Last year, I had the great honor of writing the preface for a new and fascinating book by a delightful scholar. Unfortunately, since I wrote the Preface, it might be in poor taste for me to write the glowing review I would like post so that everyone would check out this fantastic contribution to Lewis Studies. So instead, I recruited my friend and fellow Narnian, the brilliant Ralph Lentz, to review the book. He produced this amazing essay, which I am proud to share. I believe his talents may be just as useful in English as they are in the History Department. We may steal him yet. Enjoy!
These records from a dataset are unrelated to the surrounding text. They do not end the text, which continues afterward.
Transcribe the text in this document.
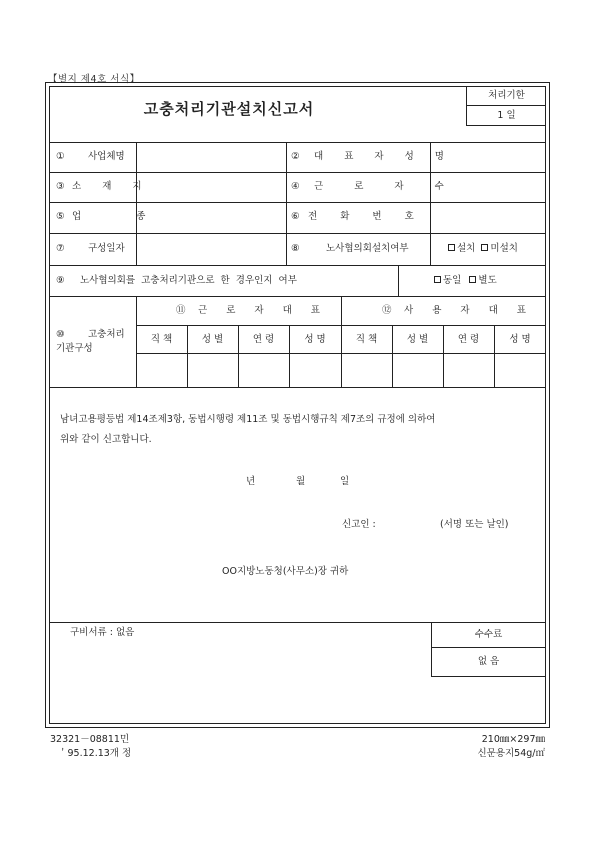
【별지 제4호 서식】
고충처리기관설치신고서
처리기한
1 일
① 사업체명	② 대 표 자 성 명
③ 소 재 지	④ 근 로 자 수
⑤ 업 종	⑥ 전 화 번 호
⑦ 구성일자	⑧	노사협의회설치여부	설치 미설치
⑨ 노사협의회를  고충처리기관으로  한  경우인지  여부	동일 별도
⑩ 고충처리
기관구성
⑪ 근 로 자 대 표	⑫ 사 용 자 대 표
직 책	성 별	연 령	성 명	직 책	성 별	연 령	성 명
남녀고용평등법 제14조제3항, 동법시행령 제11조 및 동법시행규칙 제7조의 규정에 의하여
위와 같이 신고합니다.
년	월	일
신고인 :	(서명 또는 날인)
OO지방노동청(사무소)장 귀하
구비서류 : 없음	수수료
없 음
32321－08811민
＇95.12.13개 정
210㎜×297㎜
신문용지54g/㎡
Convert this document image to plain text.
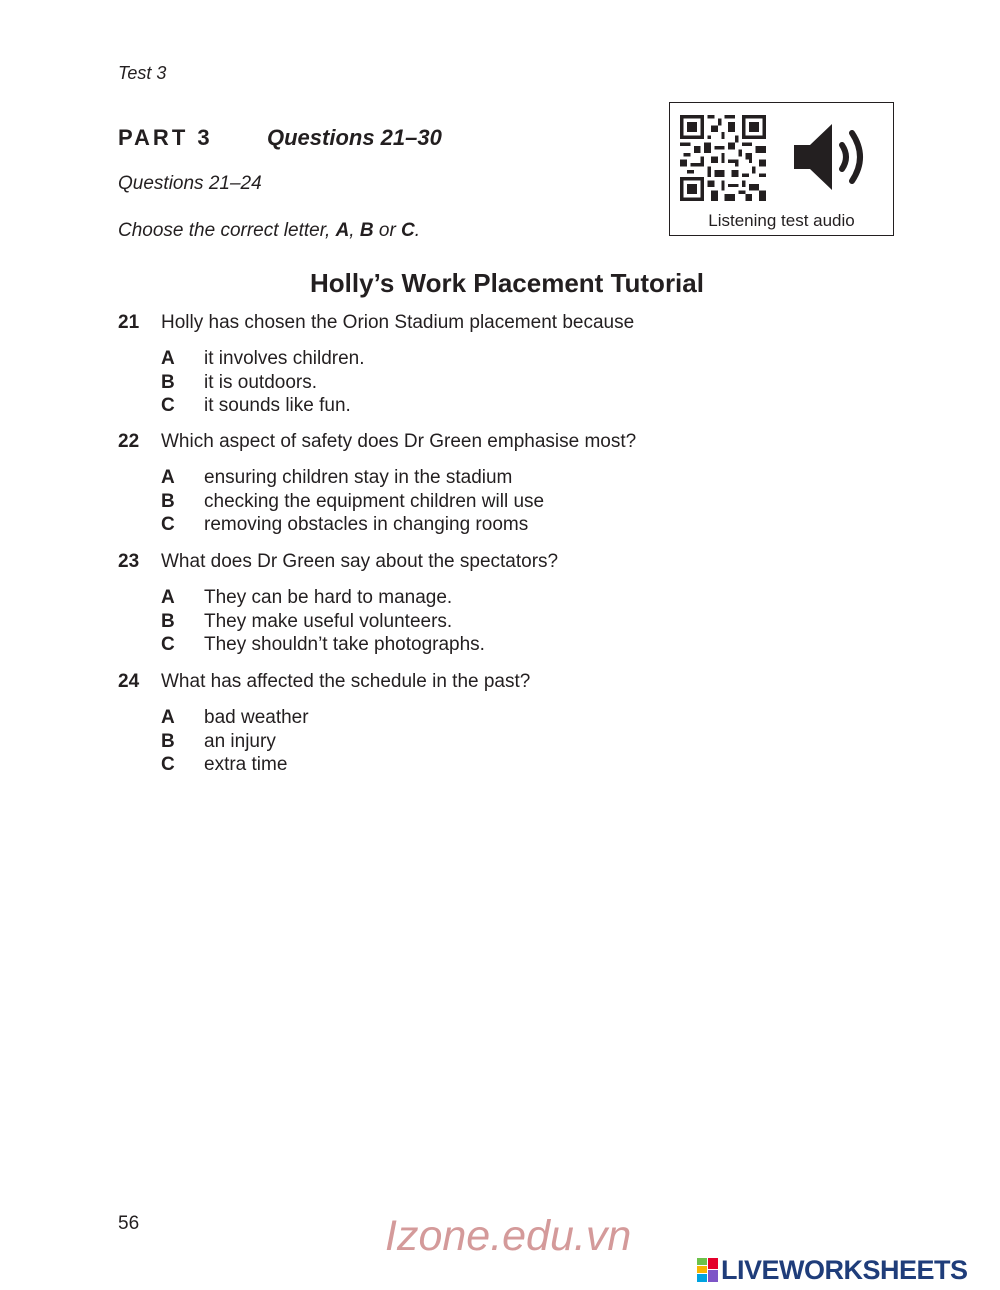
Test 3
PART 3 Questions 21–30
Questions 21–24
Choose the correct letter, A, B or C.	Listening test audio
Holly’s Work Placement Tutorial
21 Holly has chosen the Orion Stadium placement because
A it involves children.
B it is outdoors.
C it sounds like fun.
22 Which aspect of safety does Dr Green emphasise most?
A ensuring children stay in the stadium
B checking the equipment children will use
C removing obstacles in changing rooms
23 What does Dr Green say about the spectators?
A They can be hard to manage.
B They make useful volunteers.
C They shouldn’t take photographs.
24 What has affected the schedule in the past?
A bad weather
B an injury
C extra time
56	Izone.edu.vn
LIVEWORKSHEETS
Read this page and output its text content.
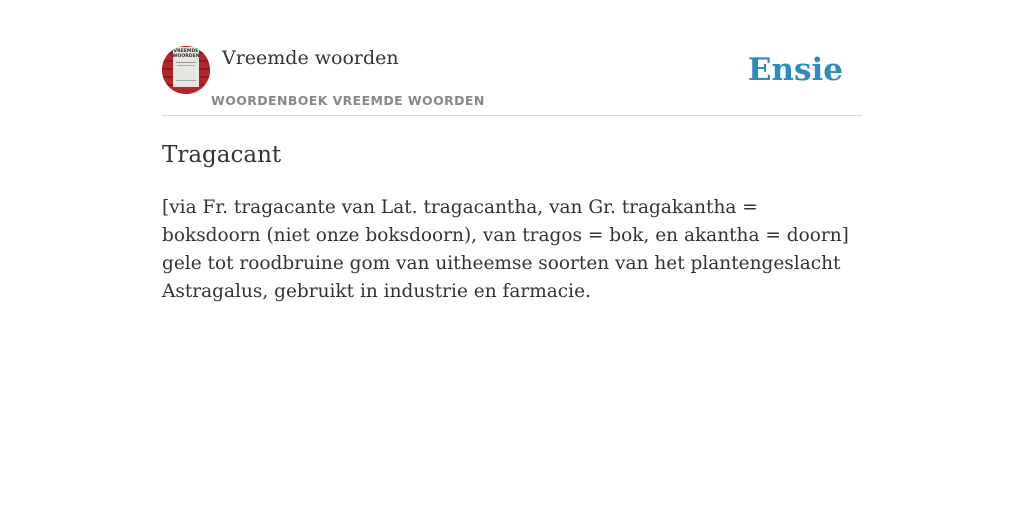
VREEMDE
WOORDEN Vreemde woorden
WOORDENBOEK VREEMDE WOORDEN
Ensie
Tragacant

[via Fr. tragacante van Lat. tragacantha, van Gr. tragakantha = boksdoorn (niet onze boksdoorn), van tragos = bok, en akantha = doorn] gele tot roodbruine gom van uitheemse soorten van het plantengeslacht Astragalus, gebruikt in industrie en farmacie.
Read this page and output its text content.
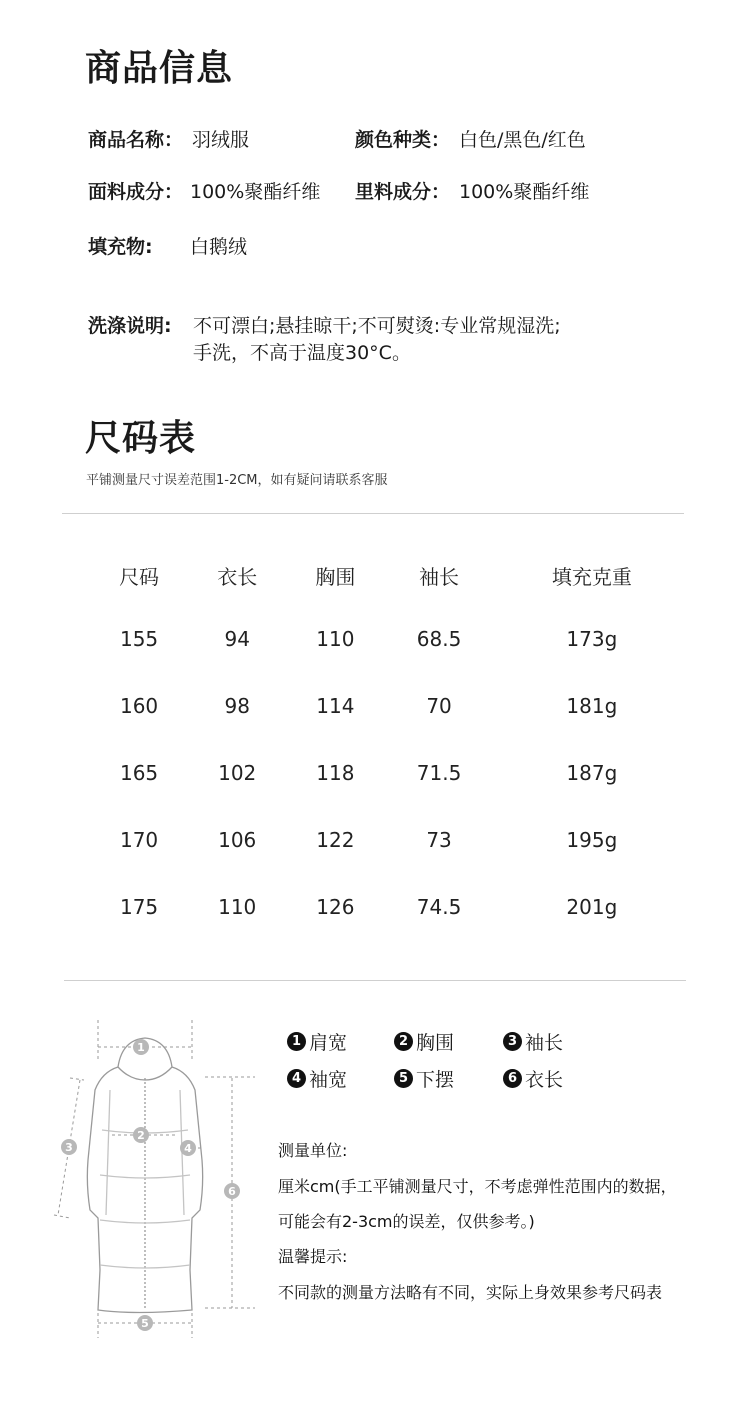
商品信息
商品名称： 羽绒服	颜色种类： 白色/黑色/红色
面料成分： 100%聚酯纤维 里料成分： 100%聚酯纤维
填充物: 白鹅绒
洗涤说明: 不可漂白;悬挂晾干;不可熨烫:专业常规湿洗;
手洗，不高于温度30°C。
尺码表
平铺测量尺寸误差范围1-2CM，如有疑问请联系客服
尺码	衣长	胸围	袖长	填充克重
155	94	110	68.5	173g
160	98	114	70	181g
165	102	118	71.5	187g
170	106	122	73	195g
175	110	126	74.5	201g
1
2
3	4
5
6
1 肩宽	2 胸围	3 袖长
4 袖宽	5 下摆	6 衣长
测量单位:
厘米cm(手工平铺测量尺寸，不考虑弹性范围内的数据，
可能会有2-3cm的误差，仅供参考。)
温馨提示:
不同款的测量方法略有不同，实际上身效果参考尺码表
Reclaiming the “Discarded Image”:
Monika B. Hilder’s The Feminine Ethos in C. S. Lewis’s Chronicles of Narnia
A Theological Review by Ralph E. Lentz II, Appalachian State University

C. S. Lewis wrote, by his faith and his studies, from a pre-Modern thought-world that was not schizophrenic—from a world that did not divide faith and reason, the natural and supernatural, fact and value. As a Medievalist, Lewis had digested the Whole, from Thomas Aquinas’ notion that grace perfects nature, to Nicholas of Cusa’s idea of the “coincidence of opposites.” In her brilliant new book The Feminine Ethos in C. S. Lewis’s Chronicles of Narnia (Peter Lang, 2012), Monika B. Hilder reveals Lewis’s dedication to this pre-Modern, orthodox Christian vision of an integrated world of beautiful paradox. And, following Lewis, she does it in a wonderfully imaginative and subversive way by focusing on what she calls “theological feminism” (12, et passim.). Through her analysis of all seven books of the Narnia series, Hilder demonstrates how Lewis, far from being chauvinist and misogynistic (as some critics have charged), actually challenges the pagan conception of power based on force and the twisted image of sexuality that it supports. In contrast, Lewis’s use of “theological feminism” points to “another City”[1] where the “sword between the sexes” has been cast away, and where the contraries of Male and Female can become one without confusion or contradiction (cf. Genesis 2:24). A model of careful analysis, comprehensive scholarship, and eloquence, the book itself merits a substantial review—particularly in light of its theological implications. Hence the purpose of the present essay.